Agnès Laville a "un peu peur" que cette crise "creuse" les liens entre l'hôpital et la médecine de ville. "On a beaucoup parlé de l'hôpital, on parle du plan pour l'hôpital et on parle pas du tout de la médecine de ville et de tout le travail qui a été fait" alors que "la majorité des patients Covid ont été vus par la médecine de ville", a-t-elle regretté.
"J'ai peur que ça renforce l'hospitalo-centrisme." Selon elle, "on a besoin d'améliorer la coordination ville-hôpital" avec chacun sa place, mais "le but n'est pas que l'hôpital gère tout".
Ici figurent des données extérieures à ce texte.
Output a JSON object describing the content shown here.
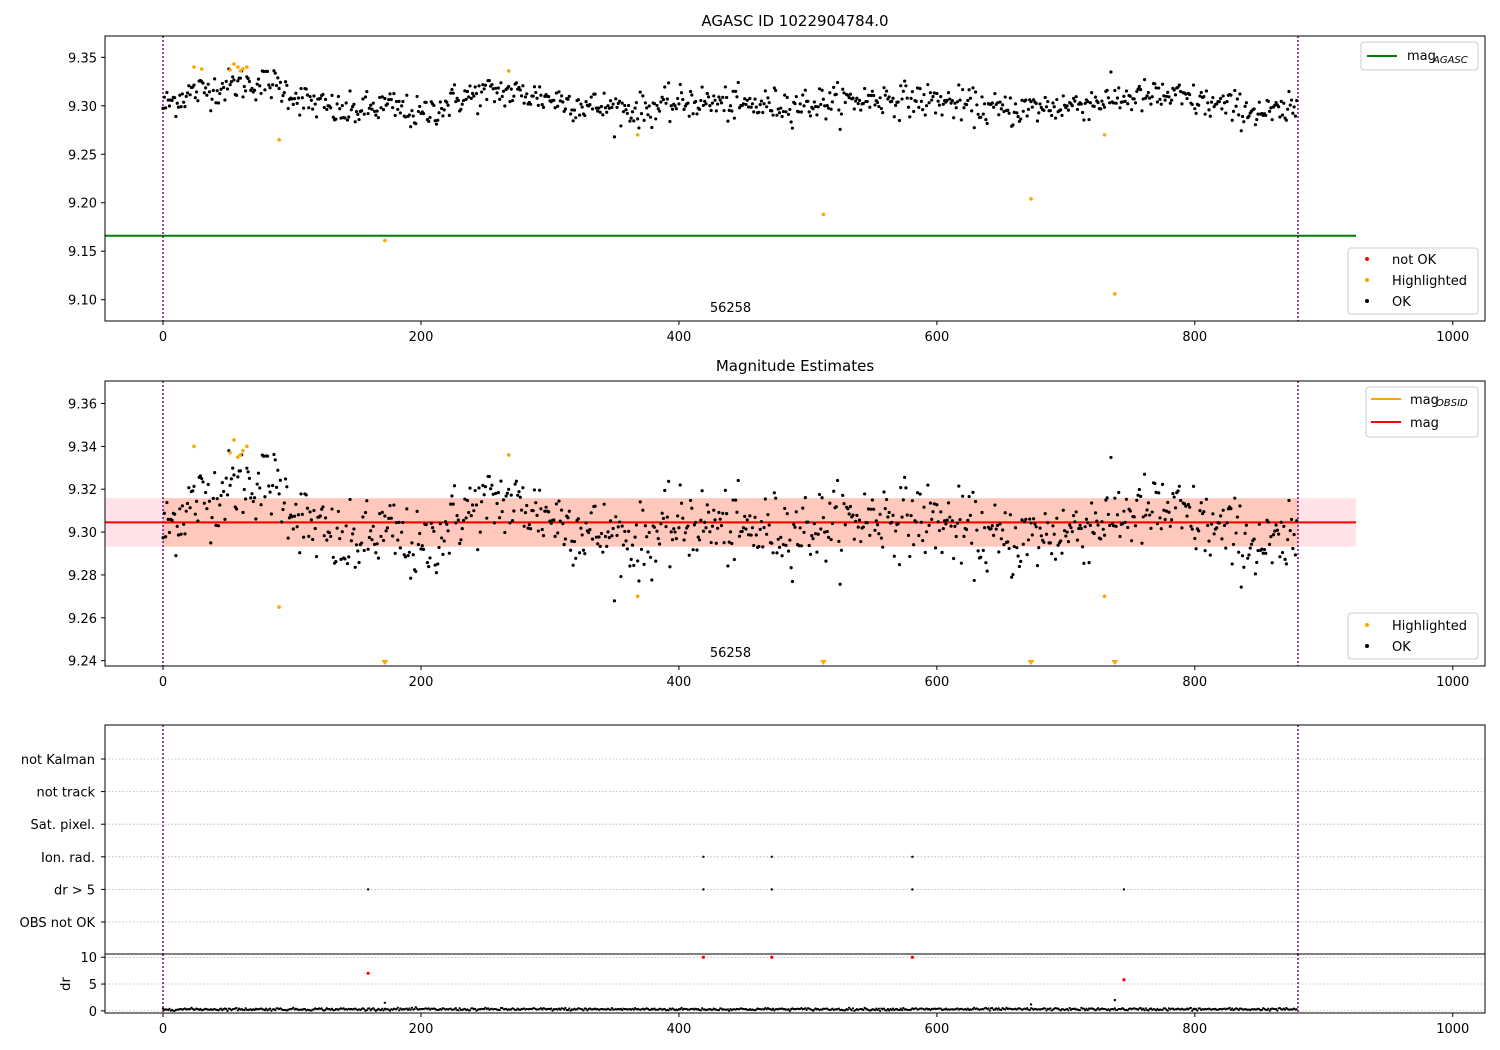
{
  "chart_data": [
    {
      "type": "scatter",
      "title": "AGASC ID 1022904784.0",
      "xlim": [
        -45,
        1025
      ],
      "ylim": [
        9.078,
        9.372
      ],
      "xticks": [
        0,
        200,
        400,
        600,
        800,
        1000
      ],
      "yticks": [
        9.1,
        9.15,
        9.2,
        9.25,
        9.3,
        9.35
      ],
      "ytick_labels": [
        "9.10",
        "9.15",
        "9.20",
        "9.25",
        "9.30",
        "9.35"
      ],
      "obsid_lines": [
        0,
        880
      ],
      "obsid_label": "56258",
      "obsid_label_x": 440,
      "mag_agasc": 9.166,
      "mag_agasc_xrange": [
        -45,
        925
      ],
      "legend_lines": [
        "mag",
        "AGASC"
      ],
      "legend_markers": [
        "not OK",
        "Highlighted",
        "OK"
      ],
      "ok_points": {
        "n": 880,
        "segments": [
          [
            0,
            9.3
          ],
          [
            20,
            9.313
          ],
          [
            60,
            9.323
          ],
          [
            85,
            9.323
          ],
          [
            110,
            9.305
          ],
          [
            140,
            9.293
          ],
          [
            175,
            9.3
          ],
          [
            200,
            9.29
          ],
          [
            230,
            9.308
          ],
          [
            260,
            9.315
          ],
          [
            290,
            9.31
          ],
          [
            330,
            9.3
          ],
          [
            370,
            9.295
          ],
          [
            410,
            9.305
          ],
          [
            450,
            9.3
          ],
          [
            500,
            9.302
          ],
          [
            560,
            9.308
          ],
          [
            600,
            9.305
          ],
          [
            650,
            9.295
          ],
          [
            700,
            9.3
          ],
          [
            740,
            9.308
          ],
          [
            780,
            9.31
          ],
          [
            820,
            9.3
          ],
          [
            860,
            9.292
          ],
          [
            880,
            9.295
          ]
        ],
        "noise": 0.0085
      },
      "highlighted_points": [
        [
          24,
          9.34
        ],
        [
          30,
          9.338
        ],
        [
          52,
          9.337
        ],
        [
          55,
          9.343
        ],
        [
          58,
          9.34
        ],
        [
          60,
          9.336
        ],
        [
          62,
          9.338
        ],
        [
          65,
          9.34
        ],
        [
          90,
          9.265
        ],
        [
          172,
          9.161
        ],
        [
          268,
          9.336
        ],
        [
          368,
          9.27
        ],
        [
          512,
          9.188
        ],
        [
          673,
          9.204
        ],
        [
          730,
          9.27
        ],
        [
          738,
          9.106
        ]
      ]
    },
    {
      "type": "scatter",
      "title": "Magnitude Estimates",
      "xlim": [
        -45,
        1025
      ],
      "ylim": [
        9.2375,
        9.3705
      ],
      "xticks": [
        0,
        200,
        400,
        600,
        800,
        1000
      ],
      "yticks": [
        9.24,
        9.26,
        9.28,
        9.3,
        9.32,
        9.34,
        9.36
      ],
      "ytick_labels": [
        "9.24",
        "9.26",
        "9.28",
        "9.30",
        "9.32",
        "9.34",
        "9.36"
      ],
      "obsid_lines": [
        0,
        880
      ],
      "obsid_label": "56258",
      "obsid_label_x": 440,
      "mag": 9.3045,
      "mag_band": [
        9.2932,
        9.3158
      ],
      "mag_obsid_band": [
        9.2932,
        9.3158
      ],
      "mag_xrange": [
        -45,
        925
      ],
      "legend_lines": [
        "mag",
        "OBSID",
        "mag"
      ],
      "legend_markers": [
        "Highlighted",
        "OK"
      ],
      "offscale_points_x": [
        172,
        512,
        673,
        738
      ],
      "highlighted_points": [
        [
          24,
          9.34
        ],
        [
          52,
          9.337
        ],
        [
          55,
          9.343
        ],
        [
          58,
          9.335
        ],
        [
          60,
          9.336
        ],
        [
          62,
          9.338
        ],
        [
          65,
          9.34
        ],
        [
          90,
          9.265
        ],
        [
          268,
          9.336
        ],
        [
          368,
          9.27
        ],
        [
          730,
          9.27
        ]
      ]
    },
    {
      "type": "scatter",
      "xlim": [
        -45,
        1025
      ],
      "xticks": [
        0,
        200,
        400,
        600,
        800,
        1000
      ],
      "flag_categories": [
        "not Kalman",
        "not track",
        "Sat. pixel.",
        "Ion. rad.",
        "dr > 5",
        "OBS not OK"
      ],
      "flag_points": {
        "Ion. rad.": [
          419,
          472,
          581
        ],
        "dr > 5": [
          159,
          419,
          472,
          581,
          745
        ]
      },
      "obsid_lines": [
        0,
        880
      ]
    },
    {
      "type": "scatter",
      "xlim": [
        -45,
        1025
      ],
      "ylim": [
        -0.4,
        10.6
      ],
      "xticks": [
        0,
        200,
        400,
        600,
        800,
        1000
      ],
      "yticks": [
        0,
        5,
        10
      ],
      "ytick_labels": [
        "0",
        "5",
        "10"
      ],
      "ylabel": "dr",
      "obsid_lines": [
        0,
        880
      ],
      "dr_red_points": [
        [
          159,
          7.0
        ],
        [
          419,
          10.0
        ],
        [
          472,
          10.0
        ],
        [
          581,
          10.0
        ],
        [
          745,
          5.8
        ]
      ],
      "dr_ok_points": [
        [
          172,
          1.5
        ],
        [
          673,
          1.2
        ],
        [
          738,
          2.0
        ]
      ],
      "dr_baseline": 0.3
    }
  ],
  "colors": {
    "ok": "#000000",
    "not_ok": "#ff0000",
    "highlighted": "#ffa500",
    "agasc_line": "#008000",
    "mag_line": "#ff0000",
    "obsid_line": "#ffa500",
    "obsid_vline": "#800080",
    "band_mag": "#ffc0cb",
    "band_obsid": "#ffa07a",
    "grid": "#b0b0b0"
  }
}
Pour Florence Courtalhac, médecin généraliste à Lacroix-Saint-Ouen (Oise) jointe la semaine dernière et dont le cabinet a été le premier du département à accueillir un patient Covid au début de l'épidémie, "cette coupure entre le monde hospitalier et le monde libéral, je l'ai sentie très exacerbée". Et quelque part, "ça m'a blessée" surtout "quand j'ai vu le nombre de médecins libéraux qui sont décédés" du Covid-19 (cf dépêche du 18/05/2020 à 18:39). "Ce qui faisait mal c'était le manque de reconnaissance [et] ces masques qu'on n'arrivait pas à avoir", a-t-elle déploré.
S'agissant des masques, Cyril Bergoin a souhaité pousser un "coup de gueule", estimant qu'ils ont manqué, notamment les masques FFP2. Selon lui, à son cabinet, ils ne les ont eu qu'"une fois sur deux".
Micheline Paret, radiologue dans un cabinet de groupe à Lyon et qui a été atteinte par le Covid-19, a estimé ne "jamais [avoir] trop manqué [de masques], mais on ne s'est pas protégé assez tôt". Et "ça a été de la débrouille". Difficulté supplémentaire dans son cabinet: certains professionnels travaillant avec elle n'étaient "pas considéré[s] comme personnel soignant", et il a "fallu qu'on partage [les masques] avec notre technicienne [et] notre secrétaire".
"Je pense que comme beaucoup de médecins de ville, je suis très en colère contre le gouvernement", notamment sur "la gestion des masques, des protections, des tests et la façon dont ça a été fait", a-t-elle conclu.
Dans la première partie de cette enquête d'APMnews, les médecins libéraux ont expliqué avoir modifié fortement l'accueil de leurs patients afin de limiter la propagation du Covid-19 et ont souligné l'impact de ces mesures sur leur activité de consultation (cf dépêche du 27/05/2020 à 13:38).